Une hausse aiguë qui pèse sur le budget des ménages
Approvisionner en fruits et légumes une famille de quatre personnes revient désormais en moyenne à 162 € par mois, selon l'Observatoire des prix des fruits et légumes publié par Familles Rurales. Si l'on opte pour des références issues de l'agriculture biologique, la facture s'alourdit d'environ 100 € supplémentaires par mois, une somme «
hors de portée de nombreux budgets» souligne l'association.
Sur un an, la progression des tarifs est nette : les légumes en agriculture conventionnelle affichent une hausse de 10 %, tandis que les légumes en bio augmentent de 7 %. Les fruits, eux, se stabilisent en conventionnel (-0,2 %) et reculent en bio (-10 %), mais la tendance de fond reste défavorable aux acheteurs.
Un décrochage marqué depuis dix ans
Sur la décennie, l'envolée est encore plus spectaculaire : depuis 2015, le prix des fruits frais a grimpé de 54 % et celui des légumes frais de 62 %, alors que l'inflation générale a augmenté de 21 % sur la même période. Autrement dit, les produits frais ont vu leur coût évoluer bien plus vite que le panier moyen.

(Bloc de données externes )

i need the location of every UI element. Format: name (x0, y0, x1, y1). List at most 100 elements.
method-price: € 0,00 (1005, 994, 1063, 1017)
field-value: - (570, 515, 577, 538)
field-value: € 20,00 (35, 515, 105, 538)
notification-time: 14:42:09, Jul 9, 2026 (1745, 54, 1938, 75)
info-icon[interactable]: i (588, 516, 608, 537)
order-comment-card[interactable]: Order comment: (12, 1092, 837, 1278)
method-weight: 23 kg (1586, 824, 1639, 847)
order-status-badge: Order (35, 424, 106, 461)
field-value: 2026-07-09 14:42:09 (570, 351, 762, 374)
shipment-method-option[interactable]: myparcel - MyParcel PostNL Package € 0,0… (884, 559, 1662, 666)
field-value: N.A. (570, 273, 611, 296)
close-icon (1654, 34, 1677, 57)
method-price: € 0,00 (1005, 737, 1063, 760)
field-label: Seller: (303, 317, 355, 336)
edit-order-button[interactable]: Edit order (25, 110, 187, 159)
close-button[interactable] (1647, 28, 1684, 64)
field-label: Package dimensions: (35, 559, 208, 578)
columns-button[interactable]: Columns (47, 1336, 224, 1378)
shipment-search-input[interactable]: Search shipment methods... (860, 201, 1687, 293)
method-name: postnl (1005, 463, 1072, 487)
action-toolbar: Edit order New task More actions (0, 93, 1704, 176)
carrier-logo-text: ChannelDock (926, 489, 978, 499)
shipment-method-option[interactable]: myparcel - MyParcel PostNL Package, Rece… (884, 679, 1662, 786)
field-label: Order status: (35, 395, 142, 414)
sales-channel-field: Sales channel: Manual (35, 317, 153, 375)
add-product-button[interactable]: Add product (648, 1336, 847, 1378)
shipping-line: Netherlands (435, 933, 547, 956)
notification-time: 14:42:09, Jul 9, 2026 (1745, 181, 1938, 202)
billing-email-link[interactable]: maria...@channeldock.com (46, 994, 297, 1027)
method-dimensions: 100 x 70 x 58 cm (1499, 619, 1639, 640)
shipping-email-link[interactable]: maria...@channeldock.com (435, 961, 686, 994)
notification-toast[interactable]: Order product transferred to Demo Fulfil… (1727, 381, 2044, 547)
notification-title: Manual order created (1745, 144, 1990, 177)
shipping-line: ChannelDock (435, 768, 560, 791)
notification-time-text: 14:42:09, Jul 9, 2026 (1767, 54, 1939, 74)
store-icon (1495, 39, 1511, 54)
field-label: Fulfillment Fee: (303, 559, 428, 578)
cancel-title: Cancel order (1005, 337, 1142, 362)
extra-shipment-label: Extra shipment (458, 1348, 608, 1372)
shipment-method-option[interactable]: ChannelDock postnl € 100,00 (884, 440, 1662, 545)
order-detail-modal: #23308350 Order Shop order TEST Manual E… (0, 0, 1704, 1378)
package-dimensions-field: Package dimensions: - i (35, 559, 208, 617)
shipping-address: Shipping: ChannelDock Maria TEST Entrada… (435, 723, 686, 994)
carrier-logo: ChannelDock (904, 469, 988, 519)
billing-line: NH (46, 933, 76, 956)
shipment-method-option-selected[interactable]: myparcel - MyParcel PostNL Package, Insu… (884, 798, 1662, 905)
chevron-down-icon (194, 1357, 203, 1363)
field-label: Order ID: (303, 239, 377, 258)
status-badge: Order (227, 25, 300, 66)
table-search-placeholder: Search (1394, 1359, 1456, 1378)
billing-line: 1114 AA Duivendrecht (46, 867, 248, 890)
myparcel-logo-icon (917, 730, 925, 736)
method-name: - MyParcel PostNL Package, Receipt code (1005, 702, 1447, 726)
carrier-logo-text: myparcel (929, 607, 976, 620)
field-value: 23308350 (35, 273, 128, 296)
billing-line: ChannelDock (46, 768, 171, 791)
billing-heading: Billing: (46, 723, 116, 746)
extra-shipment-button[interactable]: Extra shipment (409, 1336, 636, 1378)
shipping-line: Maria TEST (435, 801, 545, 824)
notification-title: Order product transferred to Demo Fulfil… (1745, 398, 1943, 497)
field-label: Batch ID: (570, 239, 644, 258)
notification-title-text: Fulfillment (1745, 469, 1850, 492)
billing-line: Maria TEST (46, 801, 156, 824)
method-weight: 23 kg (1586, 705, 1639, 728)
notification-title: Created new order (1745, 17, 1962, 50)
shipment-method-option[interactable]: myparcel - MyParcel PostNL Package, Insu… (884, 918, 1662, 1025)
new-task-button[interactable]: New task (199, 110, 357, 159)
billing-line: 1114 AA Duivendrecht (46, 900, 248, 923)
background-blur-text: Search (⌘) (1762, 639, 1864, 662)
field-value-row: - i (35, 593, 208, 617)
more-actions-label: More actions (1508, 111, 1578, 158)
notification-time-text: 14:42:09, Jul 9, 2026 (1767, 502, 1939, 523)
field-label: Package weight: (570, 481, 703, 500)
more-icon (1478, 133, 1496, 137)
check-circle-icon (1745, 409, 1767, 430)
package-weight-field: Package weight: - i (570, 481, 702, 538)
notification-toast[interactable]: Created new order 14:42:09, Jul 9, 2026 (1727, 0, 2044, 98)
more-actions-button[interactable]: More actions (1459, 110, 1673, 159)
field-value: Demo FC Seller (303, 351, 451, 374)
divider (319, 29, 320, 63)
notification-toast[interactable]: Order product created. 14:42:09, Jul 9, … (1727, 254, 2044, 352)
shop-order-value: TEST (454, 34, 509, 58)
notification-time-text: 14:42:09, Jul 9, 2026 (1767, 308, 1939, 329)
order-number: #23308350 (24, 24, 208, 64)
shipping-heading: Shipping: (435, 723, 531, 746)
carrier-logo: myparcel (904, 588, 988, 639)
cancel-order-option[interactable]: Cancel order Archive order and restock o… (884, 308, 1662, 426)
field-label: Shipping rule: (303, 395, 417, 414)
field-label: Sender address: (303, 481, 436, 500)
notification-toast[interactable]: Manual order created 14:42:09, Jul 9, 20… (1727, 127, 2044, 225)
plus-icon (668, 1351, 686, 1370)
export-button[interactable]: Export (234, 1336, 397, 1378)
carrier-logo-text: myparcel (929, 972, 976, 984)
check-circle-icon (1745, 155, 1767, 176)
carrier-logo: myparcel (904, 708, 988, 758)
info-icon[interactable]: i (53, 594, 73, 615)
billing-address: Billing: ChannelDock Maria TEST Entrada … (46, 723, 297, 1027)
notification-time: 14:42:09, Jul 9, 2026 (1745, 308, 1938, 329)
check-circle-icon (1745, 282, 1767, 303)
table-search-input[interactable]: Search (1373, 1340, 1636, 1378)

Produits les plus sensibles et prix au kilogramme
Certaines références ont particulièrement flambé au cours de l'année 2026 :
- Courgettes : +32 %
- Tomates : +31 %
- Haricots verts : +24 %
En parallèle, quelques produits restent à la baisse : oignon (-23 %) et pomme de terre (-13 %), la pomme de terre restant l'élément le plus accessible du panier à 1,23 € le kilogramme.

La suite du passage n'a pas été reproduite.